Yes. We're definitely mindful of the capital side of it and that we're going to grow the bank for the best allocation of capital, basically. So there is 0 chance that we'd be interested in raising capital or supplementing. What we're going to do is basically grow loans as prudently as possible to fill out the operating leverage.
But we think the earnings is really going to provide the ability to hit to $300 million to $400 million in loans pretty easily. So I don't see that, that capital is going to be an issue for this year or next, because I think we're going to be able to fully sustain our own growth going forward.

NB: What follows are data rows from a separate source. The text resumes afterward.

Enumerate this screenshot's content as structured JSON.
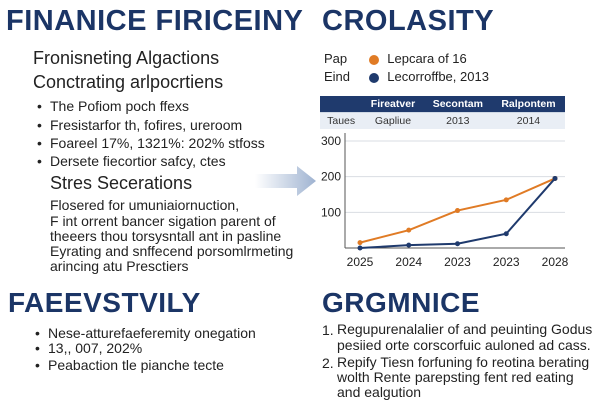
{
  "left": {
    "title": "FINANICE FIRICEINY",
    "subtitle1": "Fronisneting Algactions",
    "subtitle2": "Conctrating arlpocrtiens",
    "bullets": [
      "The Pofiom poch ffexs",
      "Fresistarfor th, fofires, ureroom",
      "Foareel 17%, 1321%: 202% stfoss",
      "Dersete fiecortior safcy, ctes"
    ],
    "section_heading": "Stres Secerations",
    "paragraph": [
      "Flosered for umuniaiornuction,",
      "F int orrent bancer sigation parent of",
      "theeers thou torsysntall ant in pasline",
      "Eyrating and snffecend porsomlrmeting",
      "arincing atu Presctiers"
    ]
  },
  "left_bottom": {
    "title": "FAEEVSTVILY",
    "bullets": [
      "Nese-atturefaeferemity onegation",
      "Peabaction tle pianche tecte"
    ],
    "bullet1_cont": "13,, 007, 202%"
  },
  "right": {
    "title": "CROLASITY",
    "legend": [
      {
        "key": "Pap",
        "label": "Lepcara of 16",
        "color": "#e07b25"
      },
      {
        "key": "Eind",
        "label": "Lecorroffbe, 2013",
        "color": "#1f3a6d"
      }
    ],
    "table": {
      "headers": [
        "",
        "Fireatver",
        "Secontam",
        "Ralpontem"
      ],
      "row": [
        "Taues",
        "Gapliue",
        "2013",
        "2014"
      ]
    }
  },
  "right_bottom": {
    "title": "GRGMNICE",
    "items": [
      {
        "num": "1.",
        "lines": [
          "Regupurenalalier of and peuinting Godus",
          "pesiied orte corscorfuic auloned ad cass."
        ]
      },
      {
        "num": "2.",
        "lines": [
          "Repify Tiesn forfuning fo reotina berating",
          "wolth  Rente parepsting fent red eating",
          "and ealgution"
        ]
      }
    ]
  },
  "colors": {
    "navy": "#1b3566",
    "orange": "#e07b25",
    "arrow": "#a9bbd4"
  },
  "chart_data": {
    "type": "line",
    "categories": [
      "2025",
      "2024",
      "2023",
      "2023",
      "2028"
    ],
    "series": [
      {
        "values": [
          15,
          50,
          105,
          135,
          195
        ],
        "color": "#e07b25"
      },
      {
        "values": [
          0,
          8,
          12,
          40,
          195
        ],
        "color": "#1f3a6d"
      }
    ],
    "y_ticks": [
      100,
      200,
      300
    ],
    "xlabel": "",
    "ylabel": "",
    "grid": true
  }
}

Yes. And if you think about last year, if we made $33 million in net income last year and grew loans about [ 5.50% ]. We used capital doing that. But this year, we're expecting to earn more and grow less. So I think it's very likely that we'll be capital accretive this year.
All right, guys. That's all for me.
There are no further questions in the queue. I'd like to hand the call back to Mr. Caraway for closing remarks.
Thank you, [ Doug. ] I appreciate very much. Well done, and thank you all for joining us on the call and for your support of Third Coast Bancshares. We look forward to speaking with you next quarter.
Ladies and gentlemen, this does conclude today's teleconference. Thank you for your participation. You may disconnect your lines at this time, and have a wonderful day.